With the office Christmas party season in full swing, it seems almost churlish to point out that at countless, hastily convened, morning-after meetings across the country, Darren from warehouse supplies will find himself unexpectedly mouthing the words ‘it was just a bit of banter’, or worse, ‘well, she never said it was racist at the time’.
Despite the best endeavours of HR professionals throughout the year to instil fear and caution into employees about the toxic mix of alcohol, adrenalin, and photocopier machines, it seems the message remains impervious to Darren and his chums.
The first click-fizz of a lager can in a work setting appears to send his neuroreceptors haywire, making him confuse a wan smile by Janice from accounts with an invitation to drop his trousers.
Meanwhile Shane from sales is taking a swing at Declan from operations, while Tyler from marketing is in the boardroom, lighting a joint the size of a baseball bat.
While everyone else is looking forward to letting their hair down with workmates and toasting the festive season, those with responsibility for health and safety and employment legislation may already be checking hearing schedules at the local employment tribunal office for early January.
Some of the most clichéd Christmas party antics, such as asking a colleague for a kiss under the mistletoe can lead to sex discrimination or sexual harassment claims under the Equality Act 2010.
Lude jokes, banter or mild flirtation can cause offence or discomfort and employers should ensure staff and their guests are aware of the boundaries. Suggestive selfies, risqué photos circulated on social media and sexually suggestive Secret Santa gifts can result in legal tussles.

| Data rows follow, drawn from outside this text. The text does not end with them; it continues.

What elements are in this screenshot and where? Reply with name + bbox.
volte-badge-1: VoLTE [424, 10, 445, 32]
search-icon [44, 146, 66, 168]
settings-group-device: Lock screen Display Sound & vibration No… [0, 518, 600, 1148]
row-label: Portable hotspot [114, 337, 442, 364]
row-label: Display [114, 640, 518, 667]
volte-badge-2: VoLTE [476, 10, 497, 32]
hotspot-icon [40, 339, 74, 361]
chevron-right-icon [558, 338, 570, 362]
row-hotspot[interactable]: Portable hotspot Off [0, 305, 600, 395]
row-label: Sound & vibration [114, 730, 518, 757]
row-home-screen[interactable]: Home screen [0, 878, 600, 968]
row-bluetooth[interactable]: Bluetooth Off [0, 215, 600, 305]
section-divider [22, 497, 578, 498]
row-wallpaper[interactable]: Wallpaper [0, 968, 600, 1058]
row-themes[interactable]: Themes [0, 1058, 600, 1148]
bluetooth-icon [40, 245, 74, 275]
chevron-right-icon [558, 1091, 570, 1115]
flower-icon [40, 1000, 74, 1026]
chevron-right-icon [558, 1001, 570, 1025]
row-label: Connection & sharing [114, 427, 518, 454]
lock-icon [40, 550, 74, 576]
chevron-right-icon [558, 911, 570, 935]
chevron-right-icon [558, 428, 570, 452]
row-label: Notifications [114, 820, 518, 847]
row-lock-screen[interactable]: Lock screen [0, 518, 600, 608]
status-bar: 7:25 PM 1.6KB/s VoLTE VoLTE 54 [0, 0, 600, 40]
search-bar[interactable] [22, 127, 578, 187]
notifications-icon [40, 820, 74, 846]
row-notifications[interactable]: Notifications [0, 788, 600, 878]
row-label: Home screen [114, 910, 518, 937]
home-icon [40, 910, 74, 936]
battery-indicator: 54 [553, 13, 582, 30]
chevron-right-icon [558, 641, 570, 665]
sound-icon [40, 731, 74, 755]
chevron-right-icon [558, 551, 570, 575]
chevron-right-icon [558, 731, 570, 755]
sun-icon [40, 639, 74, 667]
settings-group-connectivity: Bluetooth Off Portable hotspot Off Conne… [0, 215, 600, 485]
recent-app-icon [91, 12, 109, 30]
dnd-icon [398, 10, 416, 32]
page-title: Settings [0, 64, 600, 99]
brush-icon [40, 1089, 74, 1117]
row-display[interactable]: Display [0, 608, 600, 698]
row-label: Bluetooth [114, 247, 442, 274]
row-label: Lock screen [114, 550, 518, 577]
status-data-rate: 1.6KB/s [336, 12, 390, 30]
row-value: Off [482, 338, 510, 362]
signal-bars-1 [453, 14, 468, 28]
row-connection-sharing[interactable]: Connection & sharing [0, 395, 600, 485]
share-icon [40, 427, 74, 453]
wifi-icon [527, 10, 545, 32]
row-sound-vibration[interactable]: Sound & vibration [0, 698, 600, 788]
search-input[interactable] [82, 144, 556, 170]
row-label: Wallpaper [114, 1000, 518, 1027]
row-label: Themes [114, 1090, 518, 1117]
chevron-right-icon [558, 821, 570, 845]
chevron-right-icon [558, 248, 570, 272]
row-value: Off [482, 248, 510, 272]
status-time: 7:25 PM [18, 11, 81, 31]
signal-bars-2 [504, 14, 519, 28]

It’s not just the behaviour of staff at the party, they should worry about. Workers have brought cases against employers for parties held outside of office hours, in nightclubs after the party has ended and even in taxis on their way home.

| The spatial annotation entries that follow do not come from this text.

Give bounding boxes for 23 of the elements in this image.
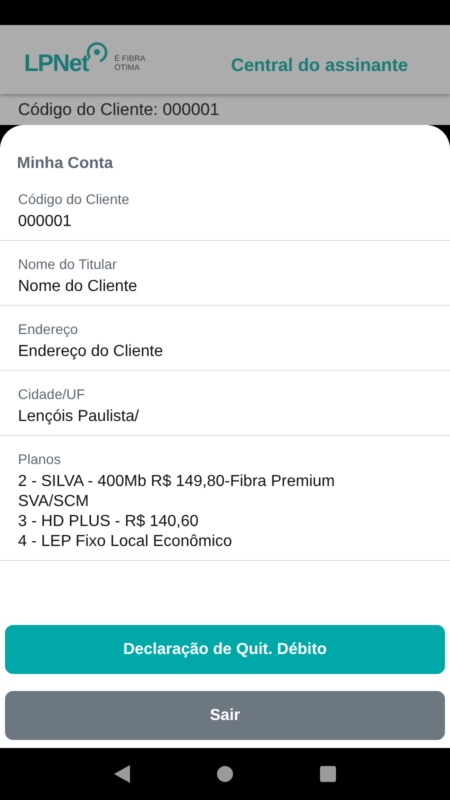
field-value: 4 - LEP Fixo Local Econômico: [18, 532, 234, 552]
sheet-title: Minha Conta: [16, 155, 114, 174]
field-value: Nome do Cliente: [18, 277, 138, 297]
field-value: 3 - HD PLUS - R$ 140,60: [18, 512, 200, 532]
field-label: Endereço: [18, 321, 79, 337]
back-icon[interactable]: [114, 765, 130, 783]
field-label: Planos: [18, 451, 62, 467]
client-code-text: Código do Cliente: 000001: [18, 100, 220, 119]
field-value: 2 - SILVA - 400Mb R$ 149,80-Fibra Premium SVA/SCM: [18, 472, 336, 512]
action-button[interactable]: Sair: [5, 691, 445, 740]
recents-icon[interactable]: [320, 766, 336, 782]
field-value: 000001: [18, 212, 72, 232]
logo-tagline: É FIBRA: [114, 54, 146, 62]
field-label: Código do Cliente: [18, 191, 130, 207]
logo-tagline: ÓTIMA: [114, 62, 141, 72]
field-label: Cidade/UF: [18, 386, 86, 402]
field-label: Nome do Titular: [18, 256, 118, 272]
field-value: Lençóis Paulista/: [18, 407, 140, 427]
logo-wordmark: LPNet: [24, 50, 88, 78]
header-title: Central do assinante: [230, 55, 408, 76]
home-icon[interactable]: [216, 766, 233, 782]
field-value: Endereço do Cliente: [18, 342, 164, 362]
action-button[interactable]: Declaração de Quit. Débito: [5, 625, 445, 674]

For any employer organising a Christmas bash for your hard-working staff, there is little that can be taken for granted. Actions that seem harmless or unintentional can still result in a successful claim. Here are some examples of cases to ponder before you start to order in the streamers and cases of Prosecco.
- Gimson v Display by Design Ltd 2012: Gimson, a machine operator, was walking home with workmates after a staff Christmas party when a disagreement broke out and he punched a colleague in the face. His employer instigated disciplinary action and, after an investigation, found there was no provocation by the other worker and Gimson was sacked for gross misconduct. His appeal was rejected at a subsequent employment tribunal.
- Bhara v Ikea, 2010: Bhara was a well-regarded employee, involved in organising the company’s Christmas party. He didn’t start drinking until 10pm, when he finished his hosting duties and, at 11.30pm, he was outside smoking when he warned a colleague, who was supposed to work the next day, not to drink too much. The colleague reacted angrily, and a ‘tussle’ broke out. In an investigation by the firm, both men sought to play down the ‘wrestling match’, which Bhara described as a ‘play fight’. The colleague said it was just ‘mates having a laugh’. Ikea dismissed Bhara and their decision was upheld when he appealed against the decision.
- Bellman v Northampton Recruitment, 2011. Following a Christmas party, company director John Major and others carried on drinking at a hotel bar. At around 3am, the director punched Clive Bellman, a manager, twice in the face, causing him to fall and hit his head on a marble floor. The manager suffered a serious brain injury and decided to pursue the company, rather than the individual who assaulted him. The High Court held the company was not liable for the actions of one of its directors, because he was not ‘acting in the course, or scope of his employment’, to make the company vicariously liable. The drinking session was an independent, voluntary, and discreet, early-hours drinking session of a different nature to the Christmas party and unconnected with the company’s business, it found.
- Livesey v. Parker Merchanting Ltd, 2004: Sarah Livesey launched a case against her employer after being sexually harassed in a taxi by a colleague after a Christmas party. The case was dismissed because, the tribunal said, Ms Livesey had not raised the issue with senior staff prior to bringing the case.
- MBNA v Jones and Battersby, 2015: The bank held its Christmas party at Chester Racecourse, where Mark Jones had an argument with Andrew Battersby. Both employees had been drinking before and during the event. There was an argument between them, resulting in Battersby kneeing Jones in the leg and Jones licking Battersby’s face. Later, having seen Jones with his sister, Battersby kneed Jones again and, this time, Jones punched Battersby in the face. Afterwards, Battersby sent Jones text messages, including threats to ‘rip his f***ing head off’. MBNA dismissed Jones for gross misconduct, while Battersby received a final written warning. The bank accepted Battersby had kneed Jones without force or aggression and that it was not substantive provocation for Jones to punch him. Jones brought a claim for unfair dismissal and an employment tribunal found his dismissal to have been unfair, because there was a disparity of treatment between him and Battersby. MBNA appealed the decision and won.